A ética da luta leva necessariamente à defesa da luta do outro e da outra. Aprendemos isso no feminismo, que aqui pode nos servir de exemplo: um feminismo que seja mais do que individualismo e protagonização luta pelo empoderamento das outras, luta pela luta junto às outras, buscando a consciência de si como consciência que se faz no diálogo e no dissenso com outras.
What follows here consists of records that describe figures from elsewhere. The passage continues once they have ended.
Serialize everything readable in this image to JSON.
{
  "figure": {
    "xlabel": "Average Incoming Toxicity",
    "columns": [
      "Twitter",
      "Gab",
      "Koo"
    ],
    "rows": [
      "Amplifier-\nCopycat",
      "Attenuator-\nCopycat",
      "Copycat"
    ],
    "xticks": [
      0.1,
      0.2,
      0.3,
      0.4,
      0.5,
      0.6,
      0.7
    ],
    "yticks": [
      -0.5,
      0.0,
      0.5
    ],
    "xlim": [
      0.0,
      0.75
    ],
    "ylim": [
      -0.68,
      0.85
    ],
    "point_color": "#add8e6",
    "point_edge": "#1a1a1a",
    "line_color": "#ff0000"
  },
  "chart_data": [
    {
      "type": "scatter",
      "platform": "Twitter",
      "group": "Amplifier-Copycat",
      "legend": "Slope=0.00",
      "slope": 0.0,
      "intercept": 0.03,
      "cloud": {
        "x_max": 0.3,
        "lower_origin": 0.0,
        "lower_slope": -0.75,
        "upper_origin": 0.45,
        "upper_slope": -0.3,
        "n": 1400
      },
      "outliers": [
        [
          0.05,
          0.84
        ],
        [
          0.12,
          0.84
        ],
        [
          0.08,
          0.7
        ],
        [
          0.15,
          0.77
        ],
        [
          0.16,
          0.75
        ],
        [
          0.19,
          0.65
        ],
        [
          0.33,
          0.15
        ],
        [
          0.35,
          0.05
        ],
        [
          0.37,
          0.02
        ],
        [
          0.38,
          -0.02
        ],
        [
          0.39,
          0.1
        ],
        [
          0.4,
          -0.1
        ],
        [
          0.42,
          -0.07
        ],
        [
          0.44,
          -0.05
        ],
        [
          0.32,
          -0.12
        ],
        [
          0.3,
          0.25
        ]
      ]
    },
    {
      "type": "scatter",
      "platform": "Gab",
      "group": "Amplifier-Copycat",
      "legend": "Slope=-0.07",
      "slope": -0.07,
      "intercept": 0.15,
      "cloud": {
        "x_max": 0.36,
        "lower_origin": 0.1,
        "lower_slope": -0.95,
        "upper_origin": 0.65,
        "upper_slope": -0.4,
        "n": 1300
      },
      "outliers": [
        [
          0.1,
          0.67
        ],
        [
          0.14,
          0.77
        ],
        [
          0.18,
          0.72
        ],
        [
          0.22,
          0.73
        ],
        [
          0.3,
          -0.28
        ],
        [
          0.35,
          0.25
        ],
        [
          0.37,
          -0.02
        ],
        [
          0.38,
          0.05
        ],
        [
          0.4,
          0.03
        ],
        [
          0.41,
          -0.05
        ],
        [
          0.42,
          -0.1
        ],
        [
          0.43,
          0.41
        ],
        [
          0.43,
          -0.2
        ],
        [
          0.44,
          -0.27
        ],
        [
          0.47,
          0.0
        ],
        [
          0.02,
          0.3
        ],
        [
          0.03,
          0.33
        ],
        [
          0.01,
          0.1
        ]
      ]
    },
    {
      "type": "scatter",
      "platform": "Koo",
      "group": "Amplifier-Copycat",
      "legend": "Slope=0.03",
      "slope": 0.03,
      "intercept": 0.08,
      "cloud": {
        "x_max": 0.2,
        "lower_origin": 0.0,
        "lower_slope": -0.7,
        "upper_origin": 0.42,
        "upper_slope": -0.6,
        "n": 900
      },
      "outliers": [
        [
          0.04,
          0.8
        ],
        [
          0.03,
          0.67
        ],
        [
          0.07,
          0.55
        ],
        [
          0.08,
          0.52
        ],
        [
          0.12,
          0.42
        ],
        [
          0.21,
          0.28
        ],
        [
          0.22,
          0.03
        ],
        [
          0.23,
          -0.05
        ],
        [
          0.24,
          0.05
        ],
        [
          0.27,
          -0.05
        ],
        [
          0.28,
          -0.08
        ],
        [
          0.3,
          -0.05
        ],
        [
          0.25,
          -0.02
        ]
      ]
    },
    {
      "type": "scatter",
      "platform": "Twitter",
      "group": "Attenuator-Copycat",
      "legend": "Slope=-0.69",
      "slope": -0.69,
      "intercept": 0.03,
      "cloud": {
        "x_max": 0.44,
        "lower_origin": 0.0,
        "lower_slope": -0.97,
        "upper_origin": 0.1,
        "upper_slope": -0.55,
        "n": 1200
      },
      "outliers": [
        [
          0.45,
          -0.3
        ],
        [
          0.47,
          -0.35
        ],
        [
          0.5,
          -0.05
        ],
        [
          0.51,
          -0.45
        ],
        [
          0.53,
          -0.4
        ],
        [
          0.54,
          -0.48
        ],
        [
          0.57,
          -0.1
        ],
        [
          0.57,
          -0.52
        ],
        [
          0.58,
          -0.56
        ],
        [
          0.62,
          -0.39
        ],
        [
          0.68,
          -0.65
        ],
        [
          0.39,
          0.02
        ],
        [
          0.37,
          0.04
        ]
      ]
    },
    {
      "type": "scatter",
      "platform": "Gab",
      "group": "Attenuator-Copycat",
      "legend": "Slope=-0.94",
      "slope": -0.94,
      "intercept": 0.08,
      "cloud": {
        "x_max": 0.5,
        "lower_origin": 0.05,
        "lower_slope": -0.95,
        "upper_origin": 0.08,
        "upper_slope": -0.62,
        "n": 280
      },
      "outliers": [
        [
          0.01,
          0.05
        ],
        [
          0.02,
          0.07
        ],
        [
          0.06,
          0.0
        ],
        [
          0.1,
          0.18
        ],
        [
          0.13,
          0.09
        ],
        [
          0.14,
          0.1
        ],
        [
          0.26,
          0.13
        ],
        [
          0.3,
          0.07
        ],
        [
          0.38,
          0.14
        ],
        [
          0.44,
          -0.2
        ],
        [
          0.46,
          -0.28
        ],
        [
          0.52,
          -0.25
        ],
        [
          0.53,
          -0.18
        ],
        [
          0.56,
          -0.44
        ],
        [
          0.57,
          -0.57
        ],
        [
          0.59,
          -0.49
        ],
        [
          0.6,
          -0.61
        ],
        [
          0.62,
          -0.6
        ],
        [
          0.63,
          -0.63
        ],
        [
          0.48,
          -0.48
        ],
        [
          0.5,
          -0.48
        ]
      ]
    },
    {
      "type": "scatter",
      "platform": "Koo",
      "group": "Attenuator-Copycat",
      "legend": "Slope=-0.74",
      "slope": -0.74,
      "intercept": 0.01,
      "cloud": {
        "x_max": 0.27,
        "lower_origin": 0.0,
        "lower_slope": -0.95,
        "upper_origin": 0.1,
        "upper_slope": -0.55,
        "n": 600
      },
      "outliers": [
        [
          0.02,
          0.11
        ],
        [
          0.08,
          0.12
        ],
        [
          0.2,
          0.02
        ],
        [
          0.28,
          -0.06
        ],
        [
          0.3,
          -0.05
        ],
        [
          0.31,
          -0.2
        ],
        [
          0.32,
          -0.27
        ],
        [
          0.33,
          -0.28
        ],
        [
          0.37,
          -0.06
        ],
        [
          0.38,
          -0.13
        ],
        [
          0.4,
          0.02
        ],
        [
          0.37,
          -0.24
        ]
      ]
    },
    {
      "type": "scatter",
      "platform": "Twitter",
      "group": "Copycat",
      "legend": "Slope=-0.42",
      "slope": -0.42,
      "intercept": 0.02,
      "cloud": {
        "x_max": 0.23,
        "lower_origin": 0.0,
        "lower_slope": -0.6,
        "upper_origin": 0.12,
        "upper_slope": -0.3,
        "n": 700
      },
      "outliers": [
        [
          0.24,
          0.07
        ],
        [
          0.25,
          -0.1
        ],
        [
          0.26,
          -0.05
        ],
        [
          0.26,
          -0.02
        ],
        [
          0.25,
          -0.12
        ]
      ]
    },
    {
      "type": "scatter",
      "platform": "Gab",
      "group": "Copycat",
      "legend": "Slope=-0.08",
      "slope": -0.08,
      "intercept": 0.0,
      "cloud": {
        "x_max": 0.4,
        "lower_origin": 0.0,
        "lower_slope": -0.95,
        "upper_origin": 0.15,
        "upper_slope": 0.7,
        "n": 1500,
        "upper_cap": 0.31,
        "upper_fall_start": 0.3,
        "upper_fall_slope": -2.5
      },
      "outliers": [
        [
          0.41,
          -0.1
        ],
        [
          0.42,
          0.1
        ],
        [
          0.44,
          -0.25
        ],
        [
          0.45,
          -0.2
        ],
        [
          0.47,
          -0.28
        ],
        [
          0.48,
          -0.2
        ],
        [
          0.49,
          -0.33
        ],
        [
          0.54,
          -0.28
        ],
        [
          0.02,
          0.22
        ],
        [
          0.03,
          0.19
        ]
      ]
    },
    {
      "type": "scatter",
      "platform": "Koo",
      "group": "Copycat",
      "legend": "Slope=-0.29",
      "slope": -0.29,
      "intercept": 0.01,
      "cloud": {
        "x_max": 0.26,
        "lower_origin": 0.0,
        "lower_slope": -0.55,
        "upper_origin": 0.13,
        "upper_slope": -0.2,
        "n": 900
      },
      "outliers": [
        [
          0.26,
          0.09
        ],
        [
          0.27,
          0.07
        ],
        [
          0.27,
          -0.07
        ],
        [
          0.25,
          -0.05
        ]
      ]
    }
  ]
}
Se o debate é bom para o diálogo e o avanço da luta, o mesmo não se pode dizer da disputa interna que pode enfraquecer a luta. Um feminismo que briga entre si, realiza de maneira ingênua a tática misógina do machismo historicamente lançada sobre as mulheres ao afirmar que o que elas sabem fazer bem é disputar entre elas, de que são natural e historicamente desunidas. Ora, o feminismo desunido é o fim do feminismo. Talvez por isso o machismo tenha crescido e aparecido e as mulheres percam gradativamente tantos direitos alcançados em um país como o Brasil.
A guerra machista só poderá ser combatida pela luta feminista potencializada.
O mesmo acontece com a esquerda que cai na armadilha da direita: ela se divide e, assim, consegue o enfraquecimento da esquerda ocupada que está em disputas. Perde seu tempo? Enquanto realiza internamente o discurso do moralismo e disputa com os pares infantilizados consegue muito mais atrapalhar a luta do que ajudá-la e promover avanços significativos. A “direita” ri sem precisar “lutar” contra a esquerda.
Pergunta que nos cabe fazer é se a esquerda poderia superar o moralismo que está na sua base judaico-cristã e que cresceu com a influência da classe média burguesa que hoje a compõe em quantidade significativa. O feminismo e o movimento antirracista também precisam colocar essa questão internamente. Em resumo, a pergunta é se o moralismo burguês infiltrado na cena contemporânea de quem goza na fala e nas redes sociais pode ser deixado para trás.
É o moralismo burguês que faz cada um disputar internamente quando sabemos que a luta precisa ser vencida lá fora, no campo de uma batalha ainda não vivida, lá onde habita o real inimigo. Ou o real inimigo está dentro?